Un'apertura che libera
Il giovane sacerdote viene dapprima inviato a Nnewi dove viene in aiuto al Padre Jean Anyogu. Entrambi si spostano spesso per raggiungere i cristiani dei villaggi lontani; vi trovano centinaia di fedeli ai quali amministrano i sacramenti della Penitenza e dell'Eucaristia. «Padre Tansi sapeva che in ogni essere umano c'è qualcosa del figliuol prodigo, affermava Papa Giovanni Paolo II, in occasione della beatificazione del Padre, in Nigeria. Sapeva che tutti gli uomini e tutte le donne subiscono la tentazione di separarsi da Dio, per condurre un'esistenza indipendente ed improntata all'egoismo. Sapeva che poi sarebbero rimasti delusi dalla vacuità dell'illusione che li aveva affascinati e che alla fine avrebbero trovato in fondo al proprio cuore la strada che li avrebbe riportati alla casa del Padre. Incoraggiò le persone a confessare i propri peccati e a ricevere il perdono di Dio nel Sacramento della Riconciliazione. Le supplicò di perdonarsi reciprocamente come Dio perdona noi, di trasmettere il dono della riconciliazione, concretizzandolo a tutti i livelli della vita nigeriana. Padre Tansi ha cercato di imitare il padre della parabola: era sempre disponibile per coloro che cercavano la riconciliazione. Diffondeva la gioia della comunione ritrovata con Dio. Esortava le persone ad accogliere la pace di Cristo e le incoraggiava ad alimentare la vita di grazia con la Parola di Dio e con la Santa Comunione» (22 marzo 1998).

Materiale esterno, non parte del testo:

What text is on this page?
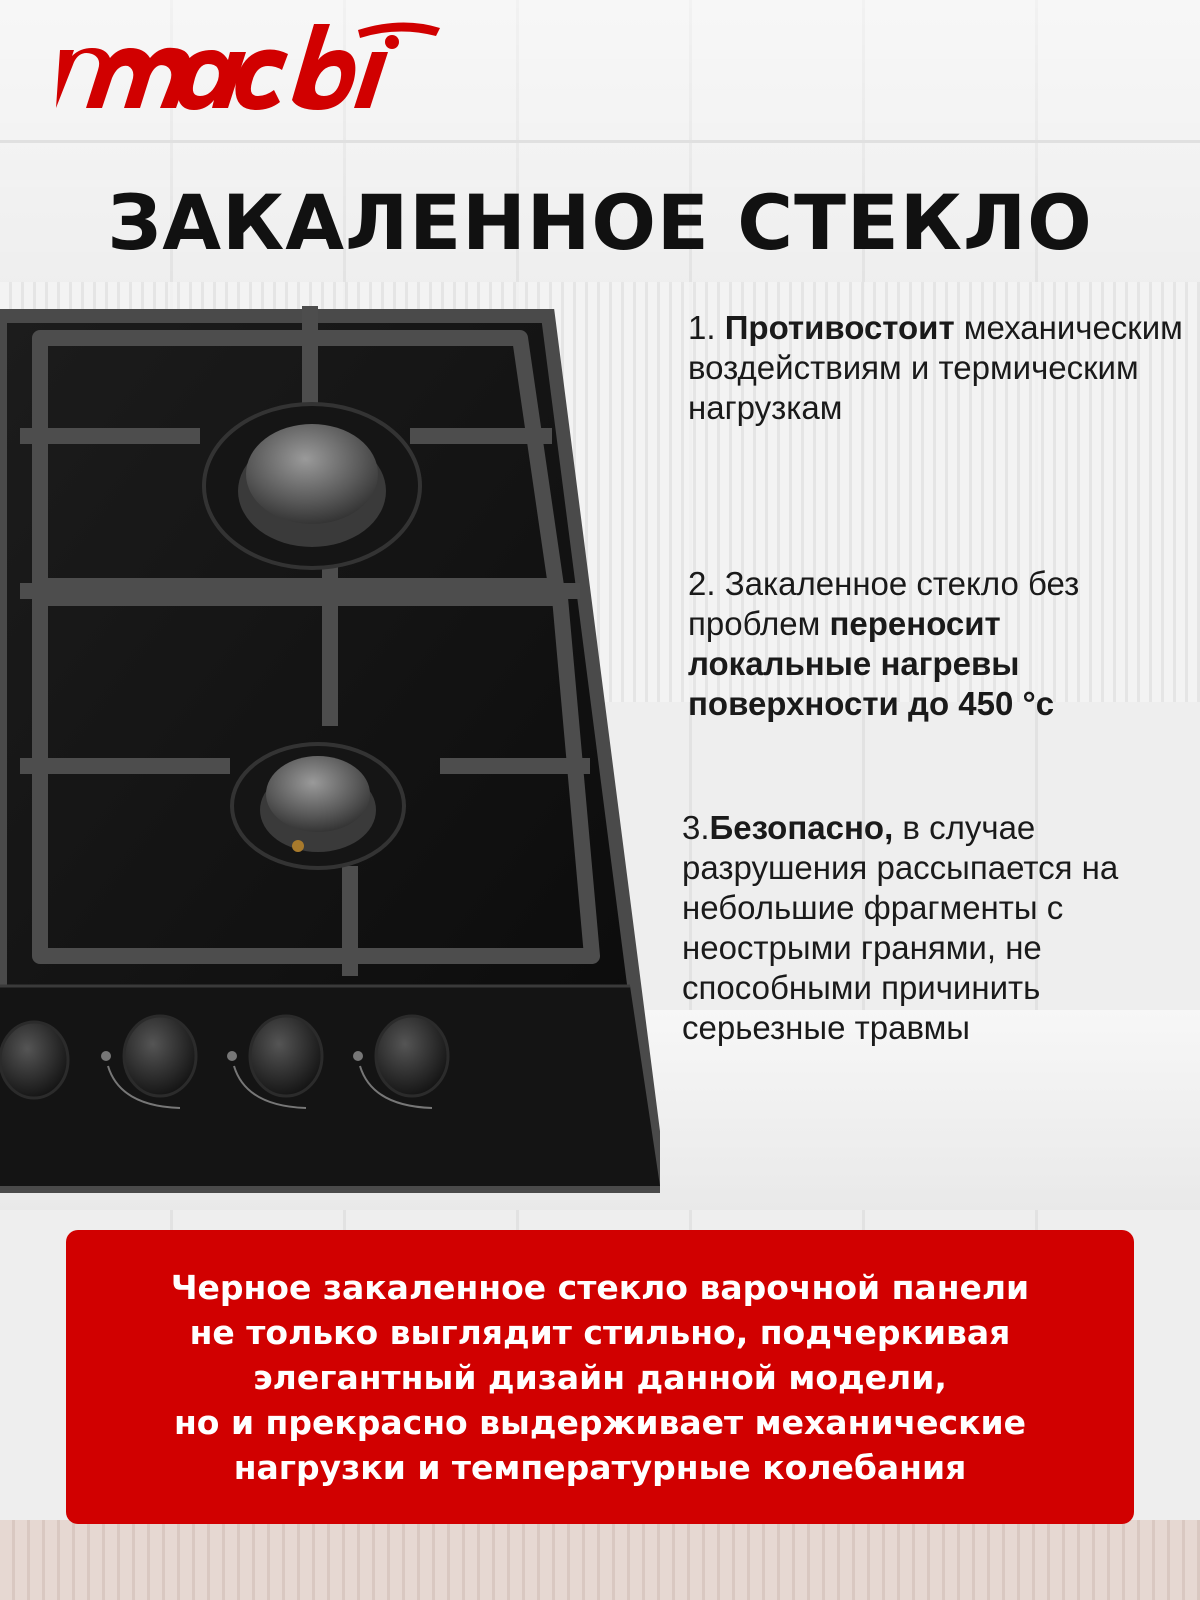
ЗАКАЛЕННОЕ СТЕКЛО

1. Противостоит механическим воздействиям и термическим нагрузкам

2. Закаленное стекло без проблем переносит локальные нагревы поверхности до 450 °с

3.Безопасно, в случае разрушения рассыпается на небольшие фрагменты с неострыми гранями, не способными причинить серьезные травмы

Черное закаленное стекло варочной панели
не только выглядит стильно, подчеркивая
элегантный дизайн данной модели,
но и прекрасно выдерживает механические
нагрузки и температурные колебания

Due anni dopo, nel 1940, Padre Michele viene nominato nella parrocchia di Dunkofia. Egli mette tutta la sua intelligenza pratica al servizio del suo zelo sacerdotale. Molteplici progetti fervono nel suo spirito. È preoccupato del fatto che, conformemente al costume del paese, poche ragazze arrivino vergini al matrimonio. Per rimediare a questa situazione, fa costruire dei collegi dove queste potranno ricevere un'educazione religiosa veramente cristiana nonché una formazione pratica per diventare delle buone mogli e madri di famiglia. Questo incontra opposizioni da parte di molti giovanotti che credono sia un loro diritto avere rapporti prematrimoniali. Tuttavia, Padre Tansi rimane fermo, ben consapevole del fatto che «l'atto sessuale deve avere posto esclusivamente nel matrimonio; al di fuori di esso costituisce sempre un peccato grave ed esclude dalla comunione sacramentale» (Catechismo della Chiesa Cattolica, CCC 2390).
La bellezza di una vita casta
Padre Michele attira molte persone di buona volontà per aiutarlo nelle sue varie costruzioni e nei suoi vari lavori, ma lui stesso vi si impegna con tutta la sua persona. Attento alle esigenze dei suoi parrocchiani, mostra interesse per ciascuno e prende in considerazione tutti i problemi incontrati, grandi o piccoli. Desidera soprattutto avvicinare i suoi fedeli a Dio. Trascorre molto tempo in preghiera e si mortifica spesso. Un giovane seminarista, tentato di abbandonare la sua vocazione in un momento di pesanti prove, si reca alla chiesa e vi trova il Padre Tansi immerso nella preghiera, a un'ora molto tarda della notte; ne è sconvolto e attinge da questo esempio la forza per perseverare sulla via del sacerdozio. In seguito, diventerà vescovo.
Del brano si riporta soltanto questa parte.